How do people find strength in their journey to sobriety? This episode of People First Radio centres on that question, using raw stories from the toxic drug poisoning crisis to make the statistics painfully real. Host Joe Pugh introduces the context: more than 50,000 deaths in Canada since 2016 and International Overdose Awareness Day as a time to remember, grieve, and push for change. From there, the focus shifts to people on the front lines of harm reduction.

First up is Greg Heminger, programme coordinator with the Tailgate Toolkit, who shares his history with prescription opioids, heroin, and fentanyl. He talks about how stigma and pride stopped him from asking for help when he first learned his prescribed OxyContin was "synthetic heroin", and how that silence led to years of addiction, homelessness and multiple near-death experiences.

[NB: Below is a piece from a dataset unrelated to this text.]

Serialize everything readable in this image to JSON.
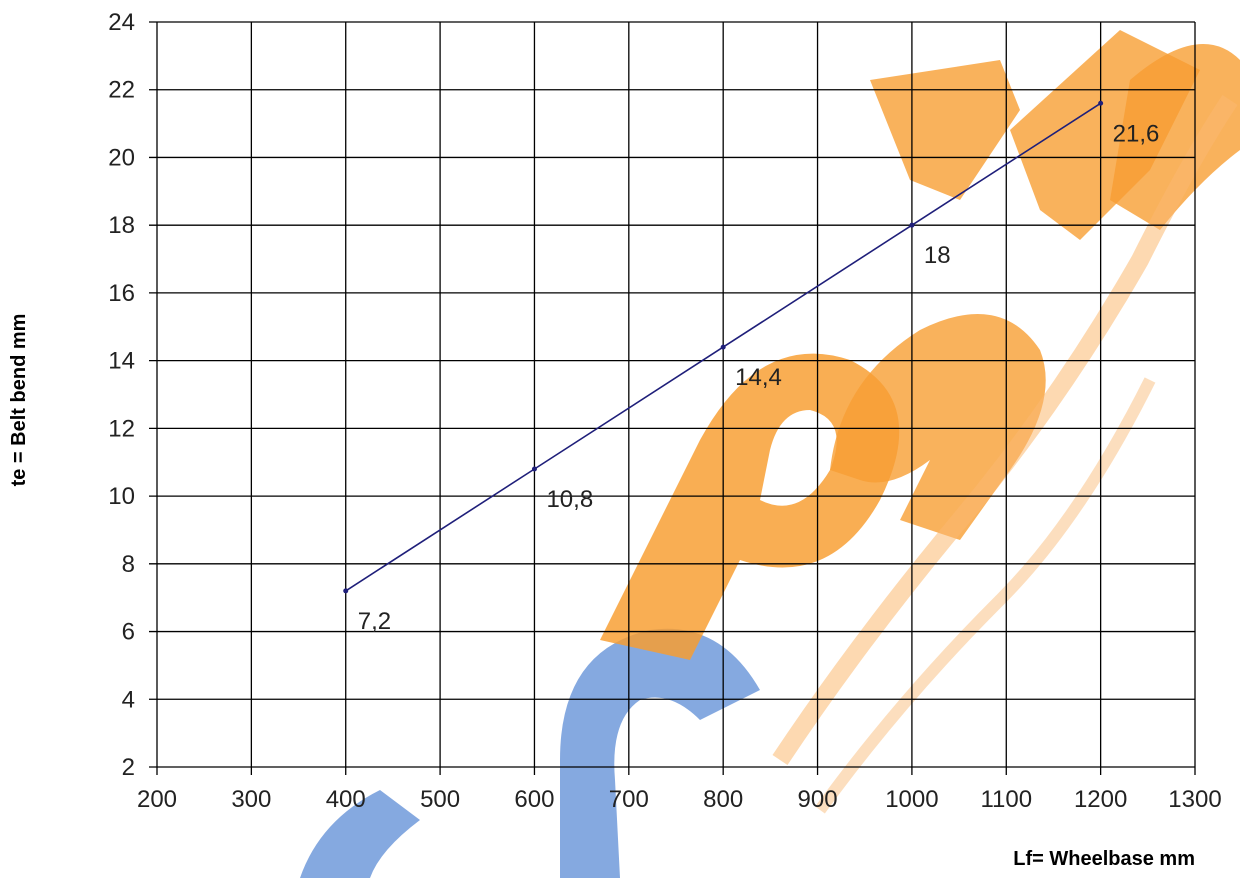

Greg credits harm reduction with his survival: "Harm reduction acted as not my safety net, but as my trampoline to recovery." He also speaks openly about survivor’s guilt, the death of his fiancée Shanna, and the quiet power of male peer support and community in early recovery. The episode then shifts to nurse and Harm Reduction Nurses Association president Corey Ranger, who brings hard data and policy critique.

Corey talks about working in encampments, the rise of benzodiazepines in the supply, and how this is "a drug poisoning emergency" affecting people in private homes as much as on the streets. He challenges fear-based policies and urges people to carry naloxone, question media framing, and demand evidence-based responses from politicians. If you’re curious about how real stories, harm reduction tools, and straight-talking advocacy can shape a safer future, this one might be the nudge you need today.